Толпа рассеялась, окутанная облаком звучавших по всему городу слухов, но под вечер собралась вновь. Горожане, боясь новой волны беспорядков, запирали двери и ставни. Если первым объектом мятежной атаки был Вестминстер, то теперь мишенью стала небезызвестная католическая церковь на Линкольнс-инн-филдс; вообще-то это была частная капелла сардинского посла, однако никакие соображения дипломатической вежливости не могли погасить гнев толпы. Она подожгла церковь и уничтожила ее убранство. Согласно источнику того времени, «посол Сардинии просил отребье не предавать огню икону Спасителя и великолепный орган, суля за икону пятьсот гиней, а за орган тысячу. Но эти люди ответили, что охотно сожгли бы и его самого, если бы удалось до него добраться, и собственноручно уничтожили как одно, так и другое». Отсюда по Лондону поползла полоса огня и разрушений.
Следующий день — суббота — прошел относительно спокойно. Однако воскресным утром, собравшись на полях около Уэлбек-стрит, толпа двинулась на Мурфилдс, где жили католические семьи. Там бунтовщики стали жечь дома и разграбили местную католическую капеллу. В понедельник насилие и грабежи продолжались, но теперь они были направлены против судей, причастных к водворению некоторых мятежников в Ньюгейтскую тюрьму, и против политических деятелей, поддержавших прокатолическое законодательство. Запылали Уоппинг и Спитлфилдс. Это был уже не протест под лозунгом «Долой папистов!», а сосредоточенная атака на власть.
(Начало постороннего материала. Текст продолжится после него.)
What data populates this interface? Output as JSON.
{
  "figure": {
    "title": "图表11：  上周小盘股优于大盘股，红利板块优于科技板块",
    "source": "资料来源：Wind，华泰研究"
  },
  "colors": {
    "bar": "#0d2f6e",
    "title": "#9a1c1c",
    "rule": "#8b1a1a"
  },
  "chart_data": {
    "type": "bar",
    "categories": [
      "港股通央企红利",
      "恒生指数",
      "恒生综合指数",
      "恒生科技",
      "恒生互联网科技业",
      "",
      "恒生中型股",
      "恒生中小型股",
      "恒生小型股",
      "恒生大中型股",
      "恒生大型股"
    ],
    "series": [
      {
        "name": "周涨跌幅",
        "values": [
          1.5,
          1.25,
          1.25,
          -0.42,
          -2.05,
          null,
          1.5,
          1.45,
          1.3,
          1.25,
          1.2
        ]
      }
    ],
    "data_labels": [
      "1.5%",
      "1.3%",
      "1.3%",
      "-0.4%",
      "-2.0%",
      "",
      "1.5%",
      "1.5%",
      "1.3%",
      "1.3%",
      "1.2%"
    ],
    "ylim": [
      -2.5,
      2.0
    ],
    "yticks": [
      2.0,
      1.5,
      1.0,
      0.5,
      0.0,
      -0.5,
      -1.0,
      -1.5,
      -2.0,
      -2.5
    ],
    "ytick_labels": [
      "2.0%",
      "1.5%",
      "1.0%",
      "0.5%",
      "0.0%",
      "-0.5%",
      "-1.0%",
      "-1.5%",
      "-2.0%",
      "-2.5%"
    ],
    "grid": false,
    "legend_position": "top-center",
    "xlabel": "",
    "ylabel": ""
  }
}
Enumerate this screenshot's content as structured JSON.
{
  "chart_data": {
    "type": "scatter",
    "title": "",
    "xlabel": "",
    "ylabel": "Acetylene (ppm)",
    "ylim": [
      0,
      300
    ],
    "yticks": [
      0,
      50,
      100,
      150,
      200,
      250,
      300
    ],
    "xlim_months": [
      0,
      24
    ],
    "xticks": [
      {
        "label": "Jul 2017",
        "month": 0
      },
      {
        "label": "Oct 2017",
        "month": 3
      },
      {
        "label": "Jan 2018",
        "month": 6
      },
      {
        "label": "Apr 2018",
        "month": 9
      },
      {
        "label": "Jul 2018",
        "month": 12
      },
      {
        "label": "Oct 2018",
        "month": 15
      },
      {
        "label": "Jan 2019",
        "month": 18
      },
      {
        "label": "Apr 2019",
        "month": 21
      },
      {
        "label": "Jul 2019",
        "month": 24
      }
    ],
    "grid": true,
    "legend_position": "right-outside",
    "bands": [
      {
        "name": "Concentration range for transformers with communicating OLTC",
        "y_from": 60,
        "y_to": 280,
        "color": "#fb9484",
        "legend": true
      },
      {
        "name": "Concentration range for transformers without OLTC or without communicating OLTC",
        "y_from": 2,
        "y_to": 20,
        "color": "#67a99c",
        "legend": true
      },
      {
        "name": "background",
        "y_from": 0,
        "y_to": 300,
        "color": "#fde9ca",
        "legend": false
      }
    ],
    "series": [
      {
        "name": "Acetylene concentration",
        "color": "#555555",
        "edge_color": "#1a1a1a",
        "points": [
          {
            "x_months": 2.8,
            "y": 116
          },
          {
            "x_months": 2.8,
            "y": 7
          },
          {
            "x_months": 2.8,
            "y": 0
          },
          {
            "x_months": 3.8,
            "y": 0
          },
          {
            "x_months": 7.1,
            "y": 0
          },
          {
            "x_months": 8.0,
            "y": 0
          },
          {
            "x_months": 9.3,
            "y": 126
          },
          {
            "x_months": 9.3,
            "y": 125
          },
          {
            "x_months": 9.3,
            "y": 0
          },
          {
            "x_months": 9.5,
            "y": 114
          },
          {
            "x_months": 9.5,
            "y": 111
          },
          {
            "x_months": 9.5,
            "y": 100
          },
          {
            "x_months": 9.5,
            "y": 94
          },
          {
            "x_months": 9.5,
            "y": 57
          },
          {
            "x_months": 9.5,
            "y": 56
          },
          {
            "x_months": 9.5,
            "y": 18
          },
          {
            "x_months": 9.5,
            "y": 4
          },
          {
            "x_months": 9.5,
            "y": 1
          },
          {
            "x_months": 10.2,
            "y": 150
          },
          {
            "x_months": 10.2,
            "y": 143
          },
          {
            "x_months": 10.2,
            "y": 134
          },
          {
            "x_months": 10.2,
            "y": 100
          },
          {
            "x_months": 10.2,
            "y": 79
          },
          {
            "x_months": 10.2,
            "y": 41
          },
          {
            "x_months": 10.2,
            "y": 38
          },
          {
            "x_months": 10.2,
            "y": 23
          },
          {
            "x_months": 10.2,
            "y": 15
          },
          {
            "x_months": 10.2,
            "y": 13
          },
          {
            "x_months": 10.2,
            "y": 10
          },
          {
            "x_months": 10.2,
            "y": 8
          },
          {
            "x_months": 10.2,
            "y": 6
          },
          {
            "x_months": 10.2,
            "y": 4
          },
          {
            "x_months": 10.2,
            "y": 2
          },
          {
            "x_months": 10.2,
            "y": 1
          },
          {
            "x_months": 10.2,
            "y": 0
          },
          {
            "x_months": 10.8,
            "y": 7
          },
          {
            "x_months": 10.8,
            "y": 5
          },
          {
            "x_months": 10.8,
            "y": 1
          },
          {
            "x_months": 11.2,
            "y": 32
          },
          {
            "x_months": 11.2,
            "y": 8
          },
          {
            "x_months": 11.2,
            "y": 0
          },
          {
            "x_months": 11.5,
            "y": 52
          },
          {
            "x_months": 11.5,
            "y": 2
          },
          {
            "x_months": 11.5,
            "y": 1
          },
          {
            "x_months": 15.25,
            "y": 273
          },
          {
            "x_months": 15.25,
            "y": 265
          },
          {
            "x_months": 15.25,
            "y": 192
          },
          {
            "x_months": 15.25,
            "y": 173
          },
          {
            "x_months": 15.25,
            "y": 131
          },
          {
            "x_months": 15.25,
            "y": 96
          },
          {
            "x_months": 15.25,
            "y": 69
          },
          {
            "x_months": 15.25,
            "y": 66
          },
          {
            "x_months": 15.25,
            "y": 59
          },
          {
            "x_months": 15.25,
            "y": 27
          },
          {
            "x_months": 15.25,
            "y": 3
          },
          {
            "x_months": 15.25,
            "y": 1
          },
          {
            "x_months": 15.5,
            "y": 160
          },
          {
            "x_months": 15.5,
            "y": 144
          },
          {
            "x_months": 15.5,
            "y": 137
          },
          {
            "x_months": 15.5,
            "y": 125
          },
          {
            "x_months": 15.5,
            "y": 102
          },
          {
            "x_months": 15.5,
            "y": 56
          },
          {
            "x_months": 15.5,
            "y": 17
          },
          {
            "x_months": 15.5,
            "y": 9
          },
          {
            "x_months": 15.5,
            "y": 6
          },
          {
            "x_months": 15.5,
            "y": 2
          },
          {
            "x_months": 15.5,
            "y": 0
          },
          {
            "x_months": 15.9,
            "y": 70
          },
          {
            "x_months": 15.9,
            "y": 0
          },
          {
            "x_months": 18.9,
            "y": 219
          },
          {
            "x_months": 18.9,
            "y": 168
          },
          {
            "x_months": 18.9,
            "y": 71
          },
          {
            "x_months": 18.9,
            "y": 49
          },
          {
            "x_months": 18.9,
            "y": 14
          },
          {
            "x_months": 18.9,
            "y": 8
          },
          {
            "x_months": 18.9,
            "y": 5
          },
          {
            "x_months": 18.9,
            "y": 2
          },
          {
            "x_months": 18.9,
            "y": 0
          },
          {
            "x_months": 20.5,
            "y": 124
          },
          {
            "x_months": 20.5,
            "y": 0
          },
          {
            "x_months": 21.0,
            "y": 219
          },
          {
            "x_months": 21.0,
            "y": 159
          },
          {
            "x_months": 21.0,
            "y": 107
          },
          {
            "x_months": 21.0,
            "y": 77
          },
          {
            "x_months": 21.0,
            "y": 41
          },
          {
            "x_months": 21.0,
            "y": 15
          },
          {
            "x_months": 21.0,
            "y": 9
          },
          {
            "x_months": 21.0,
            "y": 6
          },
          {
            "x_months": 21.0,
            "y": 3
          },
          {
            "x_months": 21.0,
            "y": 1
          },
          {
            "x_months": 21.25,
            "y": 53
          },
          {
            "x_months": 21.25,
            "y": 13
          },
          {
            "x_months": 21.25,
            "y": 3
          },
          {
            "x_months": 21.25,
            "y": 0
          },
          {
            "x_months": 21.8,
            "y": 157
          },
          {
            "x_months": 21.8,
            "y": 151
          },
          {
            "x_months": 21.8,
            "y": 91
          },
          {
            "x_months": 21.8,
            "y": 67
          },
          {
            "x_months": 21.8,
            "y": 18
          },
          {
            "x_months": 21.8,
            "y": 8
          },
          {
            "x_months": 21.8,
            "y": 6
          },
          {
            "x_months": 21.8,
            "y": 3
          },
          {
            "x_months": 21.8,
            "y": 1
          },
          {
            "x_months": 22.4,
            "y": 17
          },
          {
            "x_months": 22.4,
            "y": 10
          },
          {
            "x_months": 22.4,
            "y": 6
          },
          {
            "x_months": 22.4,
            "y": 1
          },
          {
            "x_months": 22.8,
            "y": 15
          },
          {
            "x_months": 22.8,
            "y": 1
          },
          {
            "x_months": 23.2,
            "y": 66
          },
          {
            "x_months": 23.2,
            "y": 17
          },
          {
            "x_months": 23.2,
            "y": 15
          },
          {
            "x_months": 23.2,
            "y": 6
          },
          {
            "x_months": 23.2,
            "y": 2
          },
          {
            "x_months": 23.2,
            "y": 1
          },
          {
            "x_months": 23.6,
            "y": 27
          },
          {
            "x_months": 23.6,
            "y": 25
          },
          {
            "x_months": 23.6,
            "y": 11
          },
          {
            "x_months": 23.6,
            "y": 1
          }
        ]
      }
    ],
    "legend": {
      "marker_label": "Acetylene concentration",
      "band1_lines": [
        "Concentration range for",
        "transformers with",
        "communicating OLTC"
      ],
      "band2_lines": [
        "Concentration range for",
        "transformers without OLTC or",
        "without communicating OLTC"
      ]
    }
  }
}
Но, сея беспорядок, бунтовщики и в своих рядах утратили всякое подобие порядка и заготовленного плана. Когда они «делились на отряды, разбегавшиеся по разным частям города, это происходило не по умыслу, а по мгновенному соображению. Каждый отряд по мере движения разбухал, как ширится река, приближаясь к морю… каждому буйству придавали очертания и форму обстоятельства минуты». В те или иные мятежные группы вливались рабочие, откладывавшие инструменты, ученики, срывавшиеся со скамей, посыльные, забывавшие о поручениях. В такой массе всякий рассчитывал на безнаказанность. Многими участниками бунта двигали «нужда, невежество, злое озорство, надежда на добычу». Это вновь цитата из Диккенса, который не был современником событий, но хорошо знал нрав и атмосферу Лондона. Он понимал, что если в системе городского порядка и безопасности пробита первая брешь, то новые не заставят себя ждать. Равновесие города было очень шатким и в один миг могло смениться хаосом. «Ужасающая лихорадка распространялась, передаваясь от горожанина к горожанину; заразительное безумие, не достигшее еще высшей точки, охватывало с каждым часом все больше жертв, и общество уже содрогалось от их бесчинств». Образ болезненной неуравновешенности проходит сквозь всю лондонскую историю, и когда эта неуравновешенность соединяется со склонностью к театрализации, превращающей всякий мятежный эпизод в «сцену», жизнь города открывается нам во всей своей сложности.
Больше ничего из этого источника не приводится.